There are relatively few interest-only (IO) mortgages being written now, and this squeeze also looks to be about done. 

It's a smaller share of a smaller pie, and this is reducing household debt ratios as we speak (contrary to the incorrect claims you might read elsewhere). 


The ADI stock of outstanding IO loans is now less than ¼ of mortgages by value, the lowest on record across the data series. 

This may sound a lot, but most IO loans revert to principal repayment relatively quickly, and anyway IO mortgages can make a lot of sense for borrowers with offset accounts. 

Many borrowers have opted to revert to principal repayment early for the cheaper mortgage rates on offer. 
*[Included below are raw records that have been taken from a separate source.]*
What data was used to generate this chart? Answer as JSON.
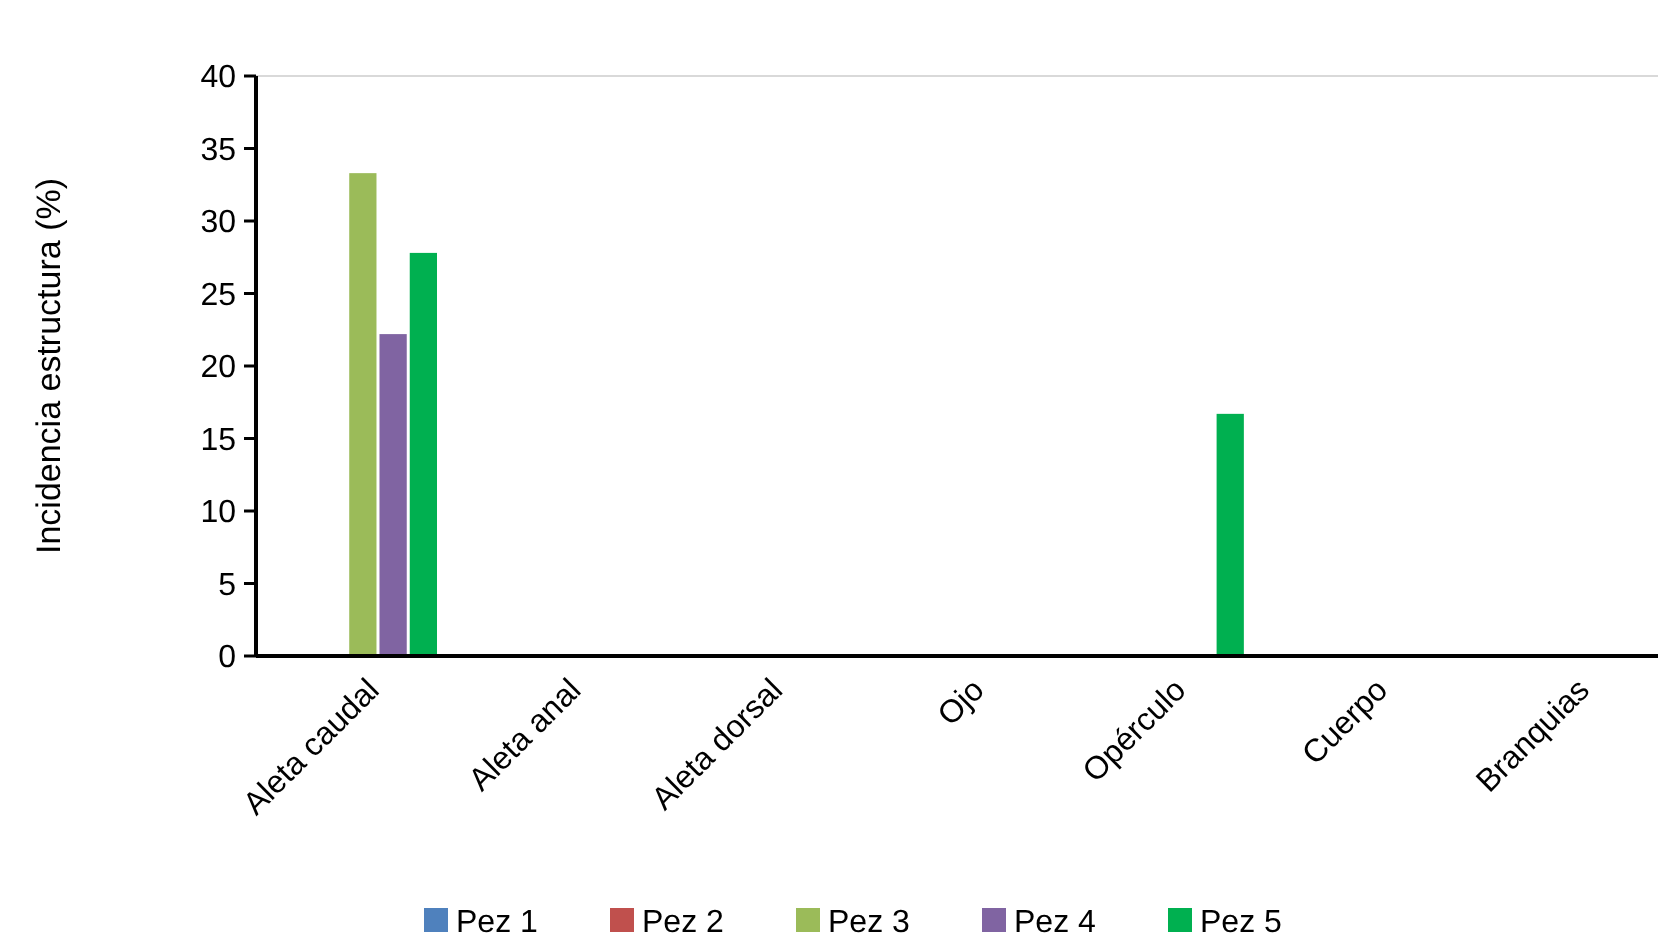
{
  "chart_data": {
    "type": "bar",
    "ylabel": "Incidencia estructura (%)",
    "categories": [
      "Aleta caudal",
      "Aleta anal",
      "Aleta dorsal",
      "Ojo",
      "Opérculo",
      "Cuerpo",
      "Branquias"
    ],
    "series": [
      {
        "name": "Pez 1",
        "color": "#4f81bd",
        "values": [
          0,
          0,
          0,
          0,
          0,
          0,
          0
        ]
      },
      {
        "name": "Pez 2",
        "color": "#c0504d",
        "values": [
          0,
          0,
          0,
          0,
          0,
          0,
          0
        ]
      },
      {
        "name": "Pez 3",
        "color": "#9bbb59",
        "values": [
          33.3,
          0,
          0,
          0,
          0,
          0,
          0
        ]
      },
      {
        "name": "Pez 4",
        "color": "#8064a2",
        "values": [
          22.2,
          0,
          0,
          0,
          0,
          0,
          0
        ]
      },
      {
        "name": "Pez 5",
        "color": "#00b050",
        "values": [
          27.8,
          0,
          0,
          0,
          16.7,
          0,
          0
        ]
      }
    ],
    "ylim": [
      0,
      40
    ],
    "yticks": [
      0,
      5,
      10,
      15,
      20,
      25,
      30,
      35,
      40
    ],
    "grid": false,
    "legend": "bottom"
  }
}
There was previously some debate surrounding what constituted a 'new' IO loan, but the interest-only 'cliff' is no longer a thing, since any mechanically forced reset no longer applies. 

It's in nobody's interests to see stressed borrowers go into arrears, so the reset should now be managed comfortably enough.

Left the building

It's interesting to note that partly thanks to switching across to cheaper rates, interest repayments have now declined to sit well below 10 per cent of household disposable income, down from 16 per cent a decade earlier.

This is a very significant decline, and this hugely improved level of mortgage serviceability partly accounts for why mortgage arrears remain so low. 

Betwixt the Council of Financial Regulators and the Reserve Bank today the respective authorities confirmed today that there would be no further tightening of lending standards required, instead perhaps implying that banks rather need to write some business.

From the RBA:

"From a financial stability perspective, prudent lending standards are a good thing. They ensure that households and banks are resilient to changes in circumstances. 

But there needs to be a balance. The regulators are not proposing any further tightening in lending standards. 

And the appropriate amount of credit risk is not zero – banks need to continue to lend and that will inevitably involve some credit losses."

Welcome news, while fixed mortgage rates are being cut widely as funding costs have declined. 

The regulators have left the building (for the time being!).